Os missionários se colocam nas mãos de Deus para pregar a palavra de Deus a uma remota tribo animista. Deus usou a vida dessas pessoas para se manifestar por meio de milagres e curas.

Logo após o ciclone Harold, as estradas na remota ilha de Pentecostes, uma das 83 que compõem a nação de Vanuatu no Pacífico Sul, tornaram-se indetectáveis.

Focado em ajudar e trazer alívio para as vítimas do ciclone, Sam e outros missionários oraram para que Deus os usasse, abrisse portas para compartilhar a Palavra de Deus e que vidas mudassem para sempre.

“Também clamamos  a Deus para nos guiar em cada passo do caminho”, disse Sam Paris, missionário da AGWM em Vanuatu.

“Subimos uma montanha até o centro de Pentecostes, na extremamente remota cidade de Ratap”, disse o missionário. Ele comentou que enquanto fazia as apresentações evangelísticas e explicava por que estavam ali, o chefe da tribo deixou o local. “Notei que ele tinha uma ferida aberta nas costas da mão. A ferida tinha cerca de 5 centímetros de diâmetro e era extremamente profunda. Sua mão estava muito inchada e infectada”, escreveu Sam.

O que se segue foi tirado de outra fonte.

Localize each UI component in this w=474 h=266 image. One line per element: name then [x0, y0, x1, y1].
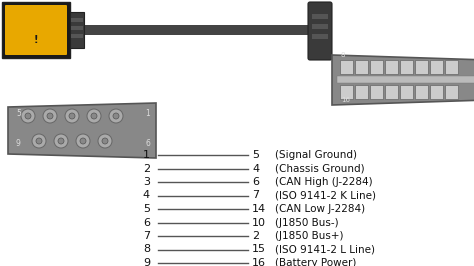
Bar: [36, 16, 40, 23]
Bar: [22, 25, 27, 30]
Bar: [355, 60, 368, 74]
Text: (Battery Power): (Battery Power): [275, 258, 356, 266]
Bar: [312, 34, 328, 39]
Circle shape: [102, 138, 108, 144]
Text: (J1850 Bus+): (J1850 Bus+): [275, 231, 344, 241]
Text: 4: 4: [252, 164, 259, 173]
Text: 8: 8: [143, 244, 150, 255]
Circle shape: [113, 113, 119, 119]
Polygon shape: [332, 55, 474, 105]
Bar: [40, 16, 44, 23]
Bar: [312, 24, 328, 29]
Text: 6: 6: [252, 177, 259, 187]
Text: 7: 7: [143, 231, 150, 241]
Bar: [415, 60, 428, 74]
Bar: [385, 85, 398, 99]
Text: 2: 2: [143, 164, 150, 173]
Bar: [430, 60, 443, 74]
Circle shape: [58, 138, 64, 144]
Text: 6: 6: [143, 218, 150, 227]
Text: 3: 3: [143, 177, 150, 187]
Bar: [340, 85, 353, 99]
Circle shape: [109, 109, 123, 123]
Bar: [400, 60, 413, 74]
Text: 6: 6: [145, 139, 150, 148]
Bar: [337, 76, 474, 83]
Bar: [312, 14, 328, 19]
Text: 16: 16: [341, 97, 350, 103]
Text: (J1850 Bus-): (J1850 Bus-): [275, 218, 338, 227]
Circle shape: [76, 134, 90, 148]
Polygon shape: [8, 103, 156, 158]
Bar: [430, 85, 443, 99]
Bar: [70, 12, 84, 48]
Circle shape: [21, 109, 35, 123]
Bar: [84, 25, 310, 35]
Bar: [355, 85, 368, 99]
Bar: [370, 85, 383, 99]
FancyBboxPatch shape: [5, 5, 67, 55]
Circle shape: [80, 138, 86, 144]
Bar: [71, 34, 83, 38]
Circle shape: [31, 35, 41, 45]
Bar: [340, 60, 353, 74]
Bar: [71, 26, 83, 30]
Text: 14: 14: [252, 204, 266, 214]
Text: (ISO 9141-2 L Line): (ISO 9141-2 L Line): [275, 244, 375, 255]
Text: (CAN Low J-2284): (CAN Low J-2284): [275, 204, 365, 214]
Bar: [28, 16, 32, 23]
Text: 16: 16: [252, 258, 266, 266]
Text: (CAN High (J-2284): (CAN High (J-2284): [275, 177, 373, 187]
Bar: [385, 60, 398, 74]
Text: 9: 9: [16, 139, 21, 148]
Text: 1: 1: [145, 109, 150, 118]
Text: 7: 7: [252, 190, 259, 201]
Text: 9: 9: [143, 258, 150, 266]
Bar: [445, 85, 458, 99]
Bar: [2, 2, 70, 58]
Bar: [370, 60, 383, 74]
FancyBboxPatch shape: [308, 2, 332, 60]
Circle shape: [25, 113, 31, 119]
Text: 8: 8: [341, 52, 346, 58]
Circle shape: [98, 134, 112, 148]
Text: !: !: [34, 35, 38, 45]
Text: 5: 5: [16, 109, 21, 118]
Bar: [32, 16, 36, 23]
Text: 4: 4: [143, 190, 150, 201]
Text: (Signal Ground): (Signal Ground): [275, 150, 357, 160]
Text: (ISO 9141-2 K Line): (ISO 9141-2 K Line): [275, 190, 376, 201]
Text: 2: 2: [252, 231, 259, 241]
Circle shape: [91, 113, 97, 119]
Text: 10: 10: [252, 218, 266, 227]
Bar: [415, 85, 428, 99]
Bar: [445, 60, 458, 74]
Circle shape: [54, 134, 68, 148]
Circle shape: [65, 109, 79, 123]
Circle shape: [36, 138, 42, 144]
Circle shape: [47, 113, 53, 119]
Circle shape: [87, 109, 101, 123]
Text: 5: 5: [252, 150, 259, 160]
Text: 1: 1: [143, 150, 150, 160]
Circle shape: [69, 113, 75, 119]
Bar: [71, 18, 83, 22]
Bar: [26, 22, 46, 36]
Bar: [45, 25, 50, 30]
Text: 15: 15: [252, 244, 266, 255]
Text: 5: 5: [143, 204, 150, 214]
Bar: [400, 85, 413, 99]
Circle shape: [32, 134, 46, 148]
Circle shape: [43, 109, 57, 123]
Text: (Chassis Ground): (Chassis Ground): [275, 164, 365, 173]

Percebi que o chefe tinha ido pescar, tentando conseguir comida para sua família. Quando ele estava cuidando daquela tarefa no mar, um polvo o atacou. “As ilhas externas de Vanuatu não têm atendimento médico, uma ferida infectada é fatal aqui”, disse o missionário.

“O Espírito Santo me incitou a orar pelo chefe da tribo”, disse o missionário. “Eu perguntei a ele se eu poderia orar para que Deus curasse sua mão.” Ratap não tem acesso a nenhuma igreja e ainda segue as crenças tradicionais animistas, mas depois de evangelizá-las, o cacique concordou.

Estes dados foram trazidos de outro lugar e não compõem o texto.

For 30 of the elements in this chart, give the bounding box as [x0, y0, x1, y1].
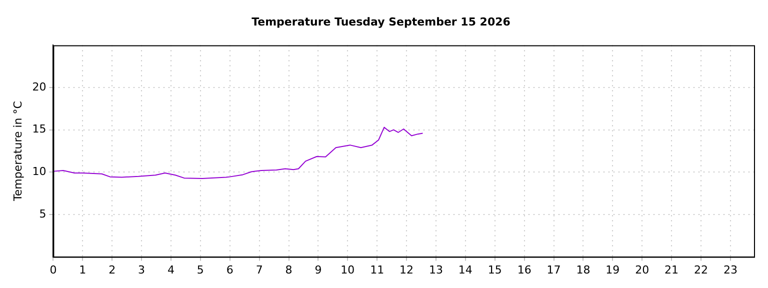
x-tick-label: 9	[314, 263, 322, 276]
x-tick-label: 0	[50, 263, 57, 276]
x-tick-label: 20	[635, 263, 650, 276]
x-tick-label: 16	[517, 263, 532, 276]
x-tick-label: 4	[167, 263, 174, 276]
x-tick-label: 3	[138, 263, 146, 276]
x-tick-label: 18	[576, 263, 590, 276]
x-tick-label: 11	[370, 263, 384, 276]
x-tick-label: 5	[196, 263, 204, 276]
chart-title: Temperature Tuesday September 15 2026	[252, 15, 511, 28]
y-tick-label: 15	[32, 122, 46, 136]
x-tick-label: 13	[428, 263, 443, 276]
x-tick-label: 15	[488, 263, 502, 276]
y-tick-label: 20	[32, 80, 46, 94]
x-tick-label: 2	[108, 263, 116, 276]
y-tick-label: 10	[32, 165, 46, 178]
y-tick-label: 5	[39, 207, 46, 220]
y-axis-title: Temperature in °C	[11, 100, 24, 202]
x-tick-label: 6	[226, 263, 234, 276]
x-tick-label: 7	[256, 263, 263, 276]
x-tick-label: 22	[694, 263, 708, 276]
x-tick-label: 17	[546, 263, 561, 276]
x-tick-label: 21	[664, 263, 679, 276]
x-tick-label: 19	[606, 263, 620, 276]
x-tick-label: 10	[340, 263, 355, 276]
x-tick-label: 12	[400, 263, 414, 276]
x-tick-label: 1	[79, 263, 86, 276]
x-tick-label: 8	[285, 263, 292, 276]
x-tick-label: 14	[458, 263, 472, 276]
x-tick-label: 23	[723, 263, 738, 276]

Depois de alguns dias, voltamos a Pentecostes em um barco para buscar comida. “Quando chegamos em Ratap, o chefe da tribo veio correndo. Ele ergueu a mão, mostrando que o inchaço havia sumido e a ferida aberta tinha se transformado em uma pequena crosta!”, disse Sam.

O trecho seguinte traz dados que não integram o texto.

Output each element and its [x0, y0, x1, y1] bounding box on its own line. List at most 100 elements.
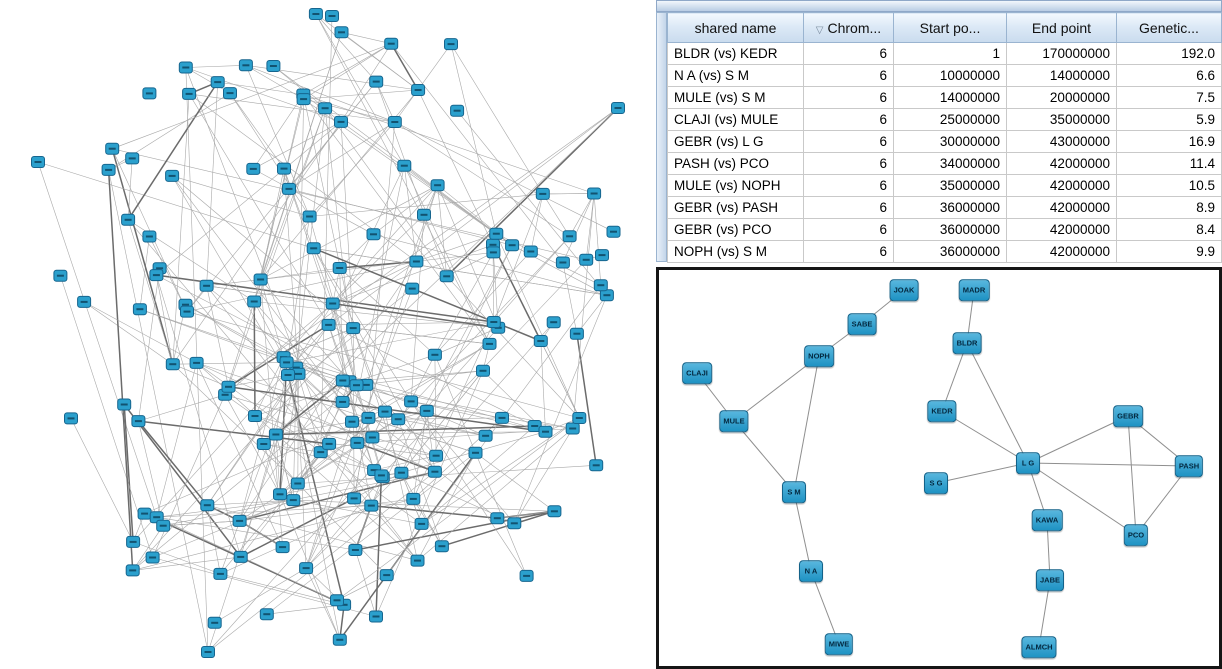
network-node[interactable] — [332, 262, 347, 274]
network-edge[interactable] — [353, 472, 402, 499]
network-node[interactable] — [427, 465, 442, 478]
network-node[interactable] — [486, 316, 501, 328]
network-node[interactable] — [266, 60, 281, 72]
network-edge[interactable] — [139, 308, 350, 382]
network-node[interactable] — [145, 551, 160, 564]
network-edge[interactable] — [229, 92, 310, 217]
network-edge[interactable] — [156, 499, 294, 518]
network-edge[interactable] — [328, 443, 375, 471]
network-edge[interactable] — [397, 419, 443, 547]
network-node[interactable] — [486, 246, 501, 259]
network-node[interactable] — [31, 156, 45, 168]
network-edge[interactable] — [450, 43, 544, 195]
cell-value[interactable]: 36000000 — [893, 196, 1007, 219]
network-edge[interactable] — [315, 13, 405, 166]
network-node[interactable] — [302, 210, 317, 223]
network-edge[interactable] — [417, 428, 573, 561]
network-edge[interactable] — [303, 43, 392, 100]
network-edge[interactable] — [186, 261, 417, 312]
subnetwork-node-almch[interactable]: ALMCH — [1021, 636, 1057, 658]
table-row[interactable]: CLAJI (vs) MULE 6 25000000 35000000 5.9 — [667, 108, 1222, 131]
network-edge[interactable] — [245, 65, 395, 123]
network-edge[interactable] — [275, 434, 294, 501]
subnetwork-edge[interactable] — [1135, 465, 1190, 536]
network-edge[interactable] — [220, 573, 345, 606]
network-edge[interactable] — [585, 193, 595, 260]
network-edge[interactable] — [283, 168, 357, 386]
table-left-scrollbar[interactable] — [656, 12, 667, 262]
network-edge[interactable] — [245, 65, 304, 100]
network-edge[interactable] — [416, 107, 619, 262]
cell-value[interactable]: 35000000 — [893, 174, 1007, 197]
network-edge[interactable] — [239, 470, 436, 522]
network-edge[interactable] — [185, 67, 231, 94]
network-edge[interactable] — [172, 363, 299, 484]
subnetwork-node-pash[interactable]: PASH — [1174, 455, 1204, 477]
network-edge[interactable] — [298, 373, 384, 478]
network-edge[interactable] — [373, 234, 607, 296]
network-edge[interactable] — [530, 193, 544, 252]
network-edge[interactable] — [446, 252, 494, 277]
network-edge[interactable] — [260, 267, 340, 280]
cell-value[interactable]: 42000000 — [1006, 240, 1117, 263]
network-edge[interactable] — [352, 328, 402, 473]
network-edge[interactable] — [313, 248, 436, 472]
cell-value[interactable]: 6 — [803, 240, 894, 263]
network-node[interactable] — [232, 514, 247, 527]
network-node[interactable] — [519, 569, 534, 582]
table-row[interactable]: MULE (vs) S M 6 14000000 20000000 7.5 — [667, 86, 1222, 109]
network-node[interactable] — [482, 337, 497, 350]
cell-value[interactable]: 170000000 — [1006, 42, 1117, 65]
subnetwork-node-gebr[interactable]: GEBR — [1113, 405, 1143, 427]
network-edge[interactable] — [239, 520, 283, 548]
network-edge[interactable] — [404, 165, 417, 262]
network-node[interactable] — [105, 142, 120, 155]
network-edge[interactable] — [279, 451, 321, 495]
subnetwork-edge[interactable] — [733, 420, 795, 493]
cell-value[interactable]: 36000000 — [893, 218, 1007, 241]
network-edge[interactable] — [410, 214, 425, 402]
network-edge[interactable] — [303, 94, 490, 345]
network-edge[interactable] — [253, 121, 342, 170]
network-edge[interactable] — [206, 285, 229, 387]
network-edge[interactable] — [336, 574, 387, 601]
network-node[interactable] — [330, 594, 344, 607]
network-edge[interactable] — [375, 81, 396, 123]
network-edge[interactable] — [137, 420, 208, 506]
network-node[interactable] — [410, 554, 425, 567]
network-node[interactable] — [322, 437, 337, 450]
network-node[interactable] — [325, 297, 340, 310]
network-edge[interactable] — [260, 168, 285, 280]
cell-shared-name[interactable]: GEBR (vs) L G — [667, 130, 804, 153]
network-edge[interactable] — [138, 420, 330, 445]
network-edge[interactable] — [437, 185, 447, 277]
network-edge[interactable] — [315, 13, 377, 82]
table-row[interactable]: N A (vs) S M 6 10000000 14000000 6.6 — [667, 64, 1222, 87]
network-node[interactable] — [156, 519, 171, 532]
network-edge[interactable] — [186, 311, 580, 419]
subnetwork-node-n-a[interactable]: N A — [799, 560, 823, 582]
network-edge[interactable] — [185, 304, 287, 363]
network-node[interactable] — [468, 446, 483, 459]
network-edge[interactable] — [421, 425, 535, 525]
network-edge[interactable] — [298, 99, 304, 374]
network-edge[interactable] — [254, 301, 499, 329]
network-node[interactable] — [126, 535, 141, 548]
network-node[interactable] — [125, 564, 140, 577]
subnetwork-edge[interactable] — [793, 355, 820, 493]
network-edge[interactable] — [493, 252, 499, 328]
network-node[interactable] — [335, 374, 350, 387]
network-edge[interactable] — [156, 516, 356, 551]
column-header-chromosome[interactable]: ▽ Chrom... — [803, 12, 894, 43]
network-edge[interactable] — [297, 380, 344, 484]
network-edge[interactable] — [437, 185, 499, 328]
network-edge[interactable] — [139, 308, 287, 363]
network-edge[interactable] — [434, 354, 527, 577]
network-edge[interactable] — [263, 443, 299, 484]
network-node[interactable] — [238, 59, 253, 72]
network-edge[interactable] — [260, 184, 438, 280]
network-node[interactable] — [538, 425, 553, 438]
network-edge[interactable] — [303, 94, 595, 194]
network-edge[interactable] — [220, 367, 297, 575]
network-node[interactable] — [417, 208, 431, 221]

“O chefe me disse que, assim que oramos por sua ferida purulenta, ela parou de doer!”, explicou Sam. O homem perguntou a Sam se ele estava disposto a fazer pelos outros o que faz por ele. “Expliquei com entusiasmo que foi Deus quem o curou e que ficaria feliz em orar pelos outros.”

O chefe o conduziu de tenda em tenda, onde Sam colocou as mãos sobre os enfermos e feridos, pedindo a Deus que os curasse e fizesse Sua presença conhecida. O milagre do chefe foi apenas o começo, Deus continuou a se manifestar em Ratap.